No one was more stunned than Annika Sorenstam when she pumped her tee shot out of bounds on the 71st hole in the LPGA event over the weekend and wound up losing to Sun Ah Yim, who had trailed Sorenstam, 67-0, in victories.
Well, maybe Yim.
"I can't believe it," she said.
Neither could Sorenstam. She had won 46 of 67 times and 11 straight when holding the final-round lead. Her closing 75 was five shots worse than her scoring average this year.
"I feel obviously very, very disappointed," she said.
"Sometimes it doesn't go your way. I've got to forget about this as soon as I can."

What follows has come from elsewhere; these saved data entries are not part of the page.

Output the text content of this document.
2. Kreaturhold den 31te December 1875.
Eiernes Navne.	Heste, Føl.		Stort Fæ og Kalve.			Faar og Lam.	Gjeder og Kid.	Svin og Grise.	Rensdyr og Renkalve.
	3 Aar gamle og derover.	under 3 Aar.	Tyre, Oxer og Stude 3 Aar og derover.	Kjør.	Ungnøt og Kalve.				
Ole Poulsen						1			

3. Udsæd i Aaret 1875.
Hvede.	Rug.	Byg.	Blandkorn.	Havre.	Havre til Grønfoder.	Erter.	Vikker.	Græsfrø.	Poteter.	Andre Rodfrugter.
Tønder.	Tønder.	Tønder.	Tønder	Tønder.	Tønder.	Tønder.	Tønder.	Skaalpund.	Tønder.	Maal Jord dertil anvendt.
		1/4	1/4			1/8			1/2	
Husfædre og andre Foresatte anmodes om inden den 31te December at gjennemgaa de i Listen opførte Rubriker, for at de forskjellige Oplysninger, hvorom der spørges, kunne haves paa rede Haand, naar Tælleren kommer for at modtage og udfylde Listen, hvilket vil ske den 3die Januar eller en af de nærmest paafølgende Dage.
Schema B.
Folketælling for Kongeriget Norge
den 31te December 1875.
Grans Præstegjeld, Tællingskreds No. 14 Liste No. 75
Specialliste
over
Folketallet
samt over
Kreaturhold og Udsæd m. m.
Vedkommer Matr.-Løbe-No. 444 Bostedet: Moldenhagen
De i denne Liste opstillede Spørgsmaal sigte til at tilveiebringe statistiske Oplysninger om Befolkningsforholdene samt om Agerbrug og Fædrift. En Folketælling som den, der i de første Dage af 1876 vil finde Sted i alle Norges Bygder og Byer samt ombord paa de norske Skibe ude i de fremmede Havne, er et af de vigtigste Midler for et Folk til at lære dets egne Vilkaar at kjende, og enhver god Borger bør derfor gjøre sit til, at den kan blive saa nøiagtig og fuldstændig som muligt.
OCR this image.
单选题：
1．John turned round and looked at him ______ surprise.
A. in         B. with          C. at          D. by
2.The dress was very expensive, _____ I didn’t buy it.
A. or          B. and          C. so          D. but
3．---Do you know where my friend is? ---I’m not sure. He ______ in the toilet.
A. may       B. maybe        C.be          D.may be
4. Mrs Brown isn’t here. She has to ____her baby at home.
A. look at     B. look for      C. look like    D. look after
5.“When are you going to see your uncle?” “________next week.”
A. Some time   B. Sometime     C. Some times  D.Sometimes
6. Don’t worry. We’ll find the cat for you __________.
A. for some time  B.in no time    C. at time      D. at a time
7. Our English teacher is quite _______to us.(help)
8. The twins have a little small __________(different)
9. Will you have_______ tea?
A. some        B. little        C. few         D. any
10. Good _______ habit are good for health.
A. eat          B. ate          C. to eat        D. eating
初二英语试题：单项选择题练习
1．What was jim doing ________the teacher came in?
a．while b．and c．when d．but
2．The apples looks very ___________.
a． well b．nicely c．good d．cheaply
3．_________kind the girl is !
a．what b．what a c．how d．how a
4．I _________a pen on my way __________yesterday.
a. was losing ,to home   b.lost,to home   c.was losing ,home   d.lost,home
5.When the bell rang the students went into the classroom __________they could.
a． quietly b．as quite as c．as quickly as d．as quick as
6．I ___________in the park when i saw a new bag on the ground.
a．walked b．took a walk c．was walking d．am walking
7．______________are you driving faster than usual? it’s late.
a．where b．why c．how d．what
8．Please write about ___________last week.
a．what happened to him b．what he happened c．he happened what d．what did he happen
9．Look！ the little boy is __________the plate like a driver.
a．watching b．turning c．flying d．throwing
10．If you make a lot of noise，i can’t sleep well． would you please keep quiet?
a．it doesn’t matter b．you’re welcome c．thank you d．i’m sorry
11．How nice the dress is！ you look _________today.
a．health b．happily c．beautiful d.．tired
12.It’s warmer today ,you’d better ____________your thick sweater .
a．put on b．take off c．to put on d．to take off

Paul Goydos of Long Beach, a 14-year veteran who is playing the PGA Tour this year on a major medical extension because of sinus surgery and hip problems, made $116,600 at Houston and that allows him to play out the medical category the rest of the season.
Appleby is the 14th player in 16 stroke-play events this year to hold or share the 54-hole lead and go on to win.
The only exceptions were Sergio Garcia and Pampling at the Buick Invitational, where Woods won, and Duffy Waldorf at Tucson, where J.B. Holmes won.
Child's play: Dakoda Dowd, 13, is playing the Ginn Clubs & Resorts Open this week on a sponsor's exemption from the LPGA Tour. The sponsor took note of Dowd after news reports that Dowd's mother, Kelly Joe, is once again battling cancer after two years of remission.
Former USGA president Fred Ridley, 53, will replace Will Nicholson as chairman of the Masters competition committee and rules committee. Nicholson, 77, is giving up his positions to serve Augusta National chairman Hootie Johnson on the club's special assignments committee. He joined the rules committee in 1974.